中央気象局によりますと、台風5号(トクスリ)は24日の午前、既に台湾南部の恆春半島の南東およそおよそ900キロメートルの海上に移動し、北北西へ進んでいます。中心付近の最大風速は35メートル、暴風域の半径は250キロメートルに達するということです。
また、台風5号は進路がわずか西寄りに変えたものの、24日夜に海上警報を、25日には陸上警報を発令する可能性が高いとし、27日には、台湾全域が強い風雨にさらされる見込みです。
内政部の林右昌・部長は24日、中央災害対策センターの整備状況を視察し、まず気象局、交通部(日本の国土交通省に類似)、経済部、国防部(防衛省)などの省庁からの報告を聴取した後、関連する指示を出しました。
林右昌・内政部長は記者会見で、台湾にとって、台風の襲来が4年ぶりだと述べ、中央と地方、民間企業、全ての市民が警戒心を高め、事前に準備をしておくべきだと呼びかけました。また、林・内政部長は、各省庁に、防災機器、道具などについて、事前に運転やテストを実施するよう要請しました。
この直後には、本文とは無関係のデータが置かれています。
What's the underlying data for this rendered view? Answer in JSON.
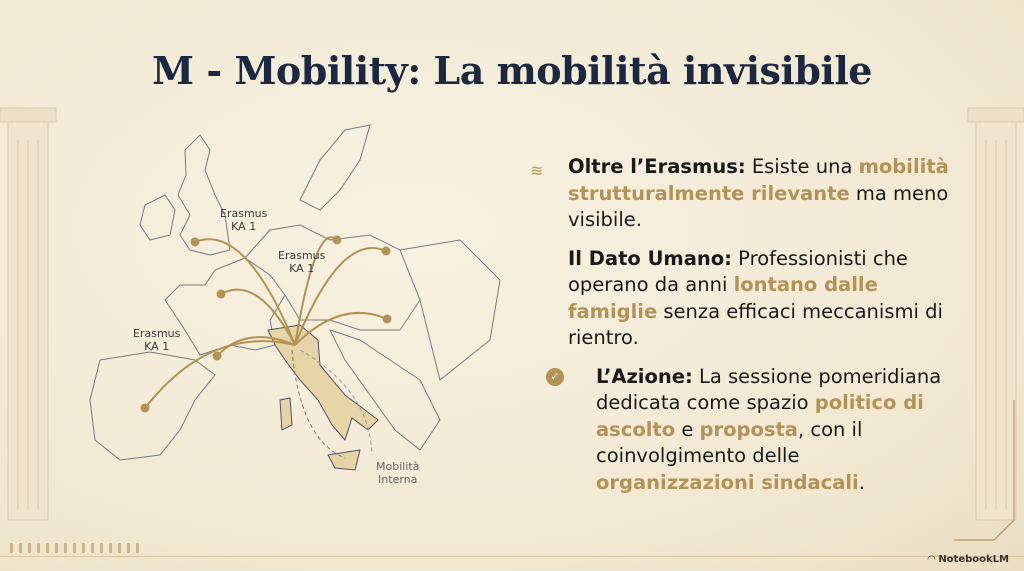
{
  "title": "M - Mobility: La mobilità invisibile",
  "map": {
    "labels": [
      {
        "line1": "Erasmus",
        "line2": "KA 1"
      },
      {
        "line1": "Erasmus",
        "line2": "KA 1"
      },
      {
        "line1": "Erasmus",
        "line2": "KA 1"
      }
    ],
    "internal_label_line1": "Mobilità",
    "internal_label_line2": "Interna"
  },
  "bullets": [
    {
      "icon": "wave-ornament-icon",
      "head": "Oltre l’Erasmus:",
      "parts": [
        " Esiste una ",
        "mobilità strutturalmente rilevante",
        " ma meno visibile."
      ]
    },
    {
      "icon": "",
      "head": "Il Dato Umano:",
      "parts": [
        " Professionisti che operano da anni ",
        "lontano dalle famiglie",
        " senza efficaci meccanismi di rientro."
      ]
    },
    {
      "icon": "check-badge-icon",
      "head": "L’Azione:",
      "parts": [
        " La sessione pomeridiana dedicata come spazio ",
        "politico di ascolto",
        " e ",
        "proposta",
        ", con il coinvolgimento delle ",
        "organizzazioni sindacali",
        "."
      ]
    }
  ],
  "brand": "NotebookLM",
  "colors": {
    "accent": "#b39355",
    "title": "#1b2840",
    "background": "#f4ecd9"
  }
}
林・内政部長は「これほど長い間、台風が台湾に来ていない。全ての機器や道具が無事に動作することを確保するため、地方や各省庁に水閘門やポンプステーションなどを含む防災に関連する全ての機器や道具について、実際に稼働させ、テストをしてもらう」と話しています。
林・内政部長はまた、お出かけの市民たちに必ず台風の動向に注意を払い、離島の観光客に早めに離島を出る準備をするよう呼びかけました。さらに、入山許可の受付も即日に中止し、台風が遠ざかった後に再開。そして、関連部署に対し、山小屋や山間部観光スポットの人数を即座に把握するよう指示しました。
なお、多くの県市長が就任して間もないことから、緊急時の連絡経路を確保し、すぐに連絡が取れるようにするため、林・内政部長は関連部署に対し、県市との連絡窓口を設置するよう要請しました。